Many things in creation are exceedingly thoughtless.

Thereupon Simeon took to loading his gun ostentatiously, and Anna moved
away. Guns were uncertain things, especially in Simeon's hands, and Anna
preferred to examine some of the caves. But when she went to the opening
of the nearest, there was something so uncanny, so drippy, so clammy
about it, with the little pools of water dimpled with drops from above,
and the spume-balls rolled by the wind into the crevices, that she was
glad to turn again and fall to gathering the aromatic, hay-scented
fennel which nodded on the edges of the grassy slopes.

There was no possibility of getting up or down the cliffs that rose
three hundred feet above the Glistering Beaches, for the ledges were
hardly enough for the dense population of gannets which squabbled and
babbled and elbowed one another on the slippery shelves.
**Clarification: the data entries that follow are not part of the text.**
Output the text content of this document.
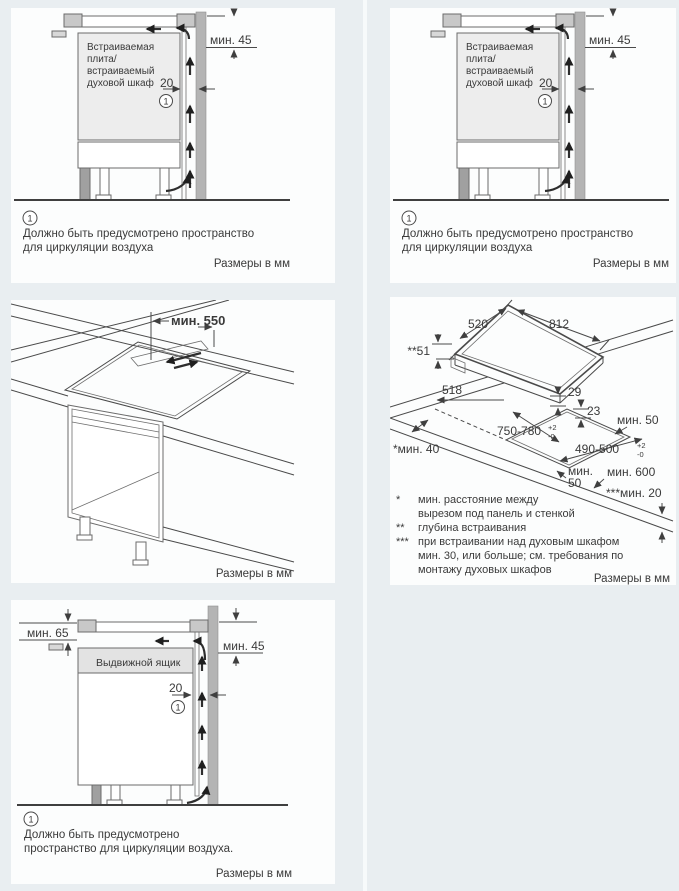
Встраиваемая
плита/
встраиваемый
духовой шкаф
мин. 45
20
1
1
Должно быть предусмотрено пространство
для циркуляции воздуха
Размеры в мм
Встраиваемая
плита/
встраиваемый
духовой шкаф
мин. 45
20
1
1
Должно быть предусмотрено пространство
для циркуляции воздуха
Размеры в мм
мин. 550
Размеры в мм
520	812
**51
518	29
23
мин. 50
750-780 +2
-0
*мин. 40	490-500 +2
-0
мин.
50
мин. 600
***мин. 20
* мин. расстояние между
вырезом под панель и стенкой
** глубина встраивания
*** при встраивании над духовым шкафом
мин. 30, или больше; см. требования по
монтажу духовых шкафов
Размеры в мм
мин. 65
мин. 45
Выдвижной ящик
20
1
1
Должно быть предусмотрено
пространство для циркуляции воздуха.
Размеры в мм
Now and then there would be a fight up there, and white eggs would roll
over the edge and splash yellow upon the turf. Wherever the rocks became
a little less precipitous, they were fairly lined with the birds and
hoary with their whitewash.

After Simeon had charged his gun, the children proceeded to explore the
caves, innocently taking each other's hands, and advancing by the light
of a candle--which, with flint and steel, they had found in the locker
of their boat.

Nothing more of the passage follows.